Europe, 1450 to 1789: Encyclopedia of the Early Modern World | 2004 | | Copyright 2004 Gale, Cengage Learning. All rights reserved. (Hide copyright information) Copyright

RAPHAEL (Raffaello Sanzio; 14831520)

RAPHAEL (Raffaello Sanzio; 14831520), Italian painter and architect. The importance of the sixteenth-century artist Raffaello Sanzio to the subsequent development of European culture can be gauged by the fact that only three Italian artists were ever glorified by receiving anglicized versions of their names: Raphael, Titian (Tiziano Vecellio), and "Michael Angelo" Buonarroti. Raphael's father, Giovanni Santi, worked as a court painter to the duke of Urbino; his colorful style owed a great deal to the area's lush, hilly landscape and to the spiritual legacy of St. Francis, whose native Assisi bordered Urbino. Giovanni Santi also nourished literary ambitions (expressed in a long history written in vernacular verse) as did his talented relative Donato Bramante (14441514), a painter, architect, and musician who eventually moved to Milan. Raphael himself would one day try his hand at writing vernacular sonnets.

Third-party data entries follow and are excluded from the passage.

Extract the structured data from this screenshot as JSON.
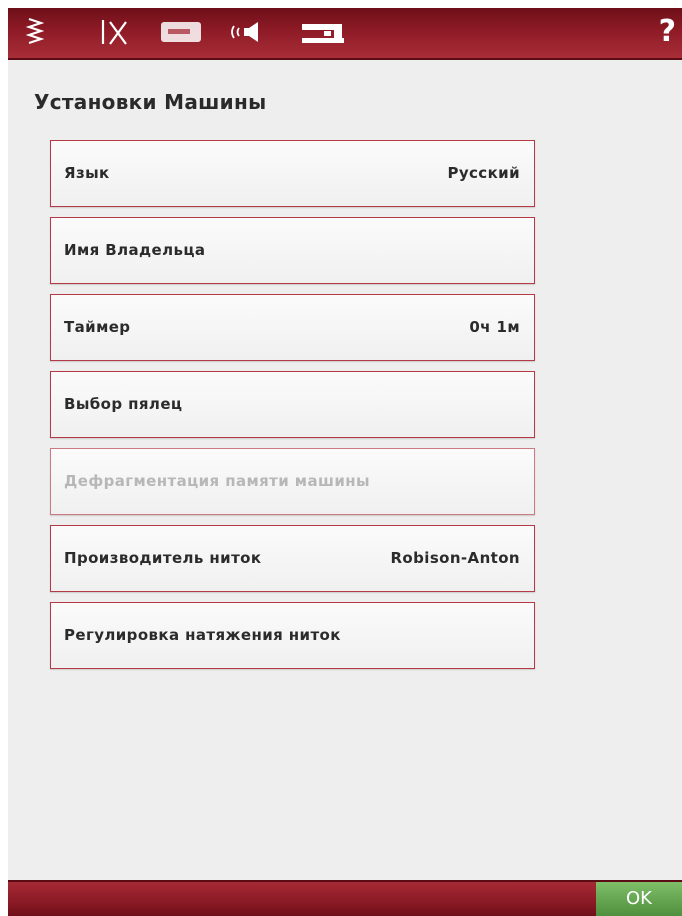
{
  "topbar": {
    "icons": [
      "stitch-zigzag-icon",
      "scissors-needle-icon",
      "embroidery-card-icon",
      "sound-speaker-icon",
      "sewing-machine-icon"
    ],
    "help_label": "?"
  },
  "page": {
    "title": "Установки Машины"
  },
  "settings": {
    "items": [
      {
        "label": "Язык",
        "value": "Русский"
      },
      {
        "label": "Имя Владельца",
        "value": ""
      },
      {
        "label": "Таймер",
        "value": "0ч 1м"
      },
      {
        "label": "Выбор пялец",
        "value": ""
      },
      {
        "label": "Дефрагментация памяти машины",
        "value": "",
        "disabled": true
      },
      {
        "label": "Производитель ниток",
        "value": "Robison-Anton"
      },
      {
        "label": "Регулировка натяжения ниток",
        "value": ""
      }
    ]
  },
  "footer": {
    "ok_label": "OK"
  },
  "colors": {
    "bar_dark": "#6e0f19",
    "bar_light": "#a82d38",
    "row_border": "#b53a45",
    "ok_green": "#5f9f4a"
  }
}
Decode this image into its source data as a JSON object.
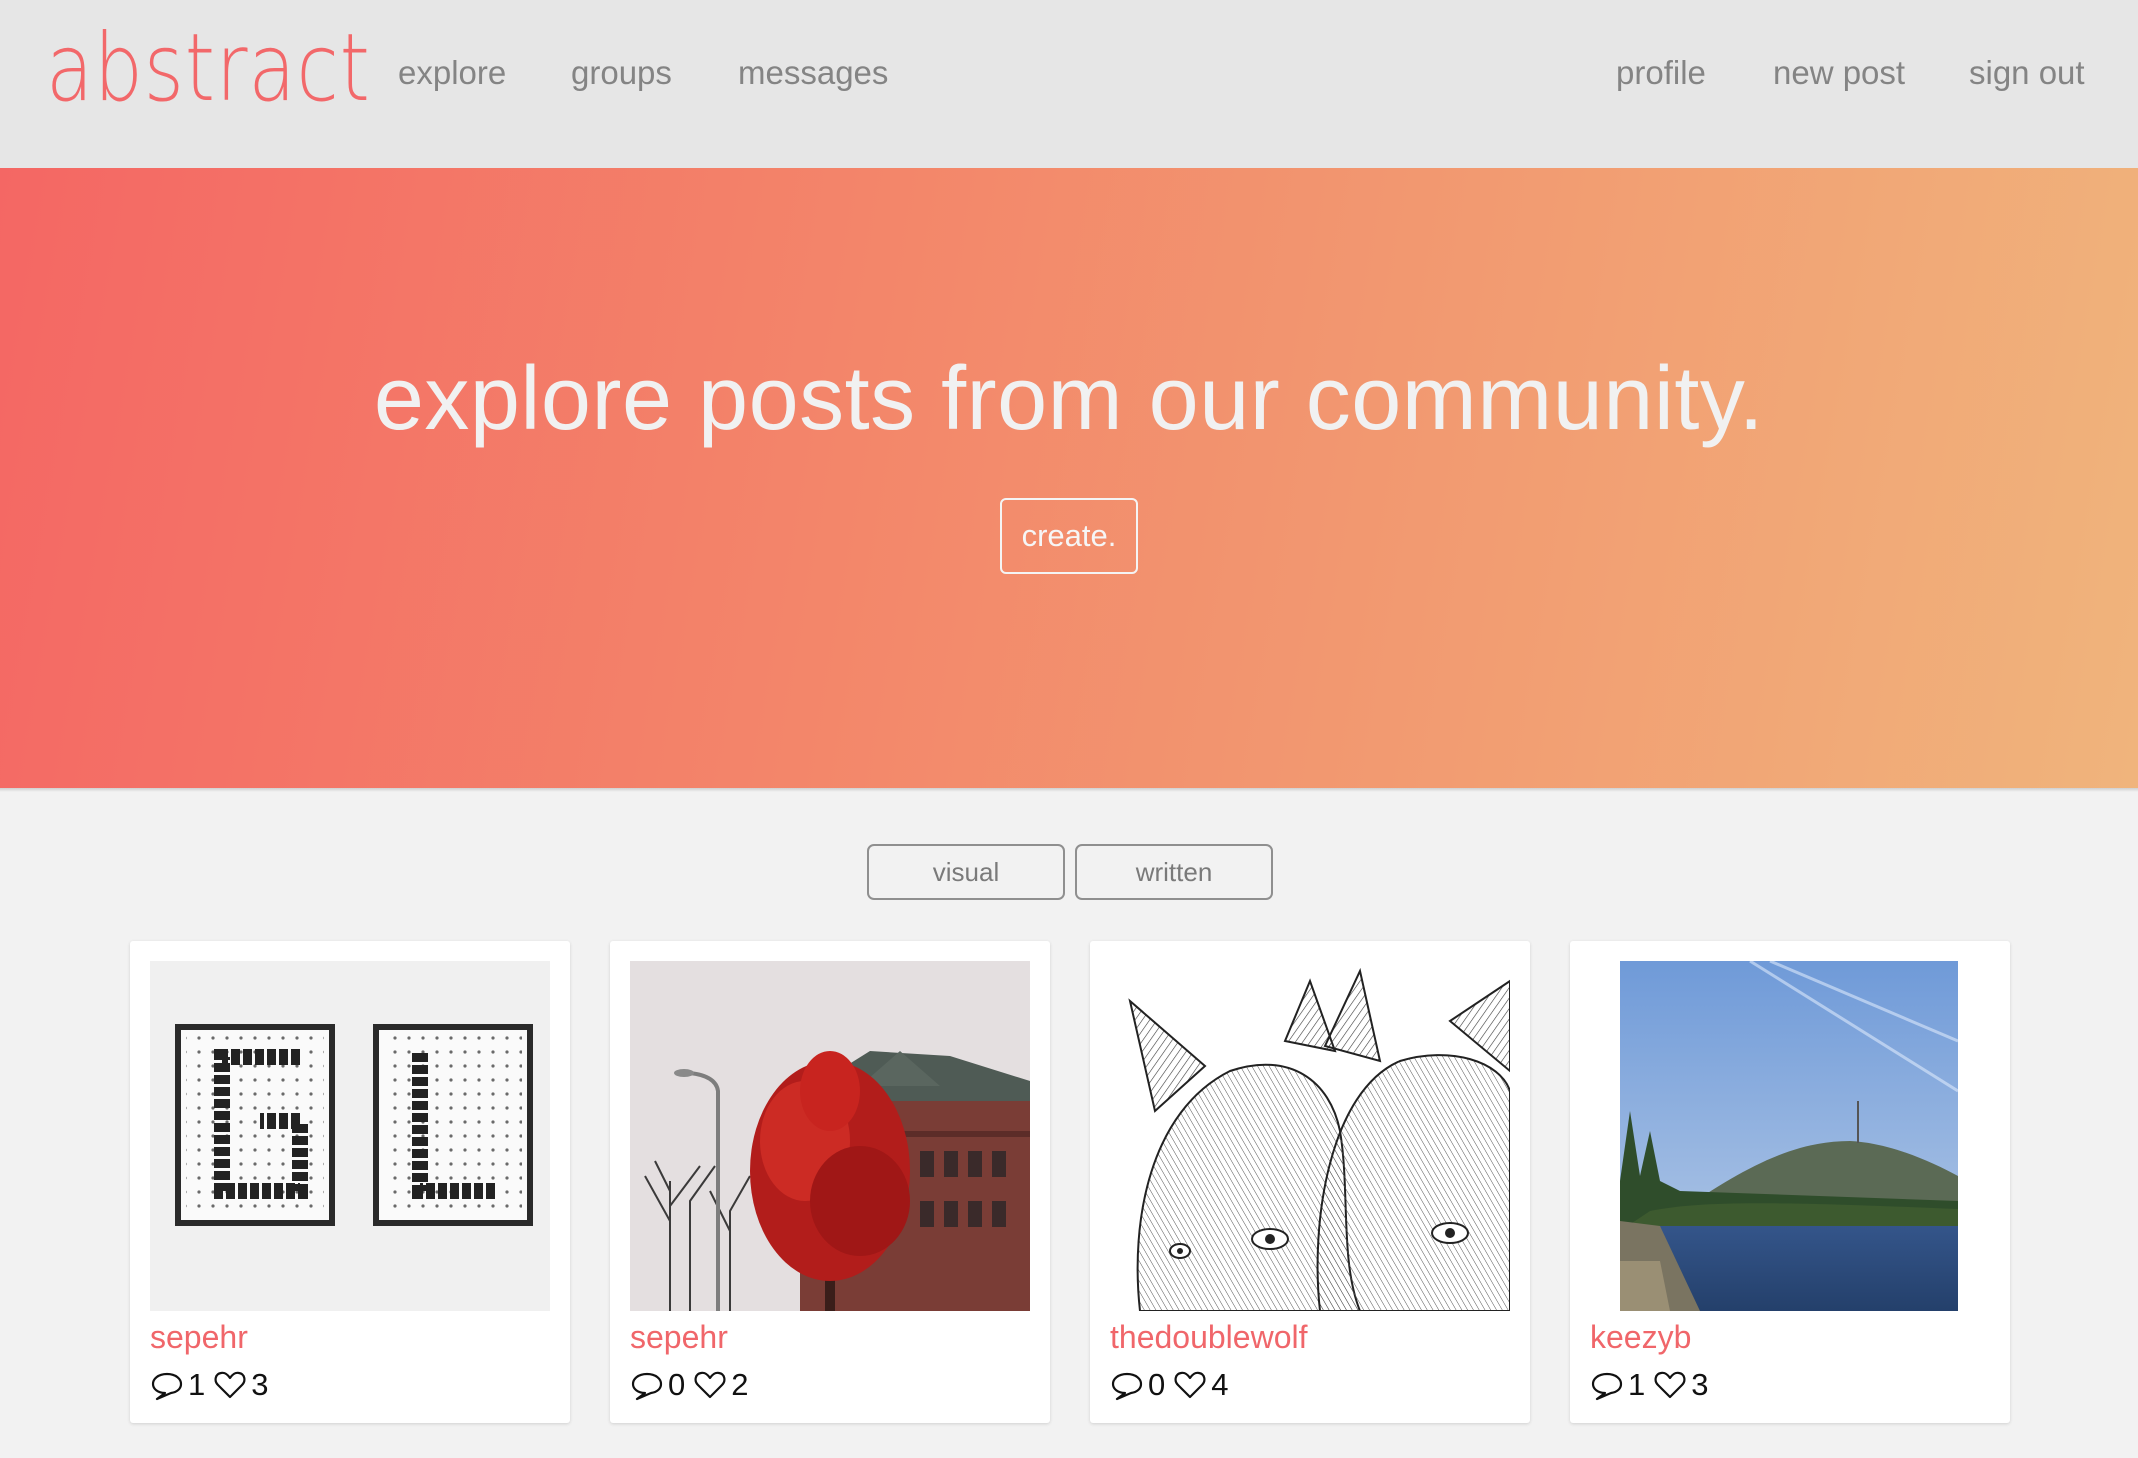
{
  "navbar": {
    "logo": "abstract",
    "left_links": [
      "explore",
      "groups",
      "messages"
    ],
    "right_links": [
      "profile",
      "new post",
      "sign out"
    ]
  },
  "hero": {
    "title": "explore posts from our community.",
    "button": "create."
  },
  "filters": [
    "visual",
    "written"
  ],
  "posts": [
    {
      "user": "sepehr",
      "comments": "1",
      "likes": "3",
      "image": "GL pegboard letters photo"
    },
    {
      "user": "sepehr",
      "comments": "0",
      "likes": "2",
      "image": "red tree and brick building photo"
    },
    {
      "user": "thedoublewolf",
      "comments": "0",
      "likes": "4",
      "image": "two-headed wolf ink drawing"
    },
    {
      "user": "keezyb",
      "comments": "1",
      "likes": "3",
      "image": "lake and mountain photo"
    }
  ],
  "icons": {
    "comment": "comment-icon",
    "like": "heart-icon"
  },
  "colors": {
    "accent": "#f2686a",
    "hero_start": "#f46764",
    "hero_end": "#f0b47c",
    "nav_bg": "#e6e6e6"
  }
}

Raphael's mother supposedly cared for her infant son herself rather than sending him out to a wet nurse, and the close relationship with his parents was invoked by contemporaries as the reason for his sweet disposition. Sweet he may have been, but he was also talented to an extraordinary extent, with ambitions to match. He learned the elements of painting from his father and the local painter Timoteo Viti, but was soon apprenticed in Florence to Italy's most successful painter of the time, Pietro di Vannucci, nicknamed Perugino (c. 14501523), "the man from Perugia."

The Florence in which Raphael served his apprenticeship was a republican city (the Medici had been expelled in 1494) that celebrated its cultivation of ancient Roman virtues in diplomacy, in rhetoric, and in public works of art. The most famous of these is Michelangelo's David of 1504. Among painters, Perugino stood at the height of a long, successful career, his soft, colorful Umbrian style underpinned by a stately grandeur that lent his paintings some of the authority of ancient Roman monuments. Perugino's soft contours and bright primary colors had introduced what proved to be a popular contrast with the more linear "dry" style of Florentine painters like Botticelli and Pollaiuolo, and Raphael's earliest work shows the strong influence of his master. In 1503 Raphael worked in Siena with another popular Umbrian painter, Bernardino Pinturicchio (c. 14541513), on the frescoed walls of the Piccolomini Library of Siena's Duomo.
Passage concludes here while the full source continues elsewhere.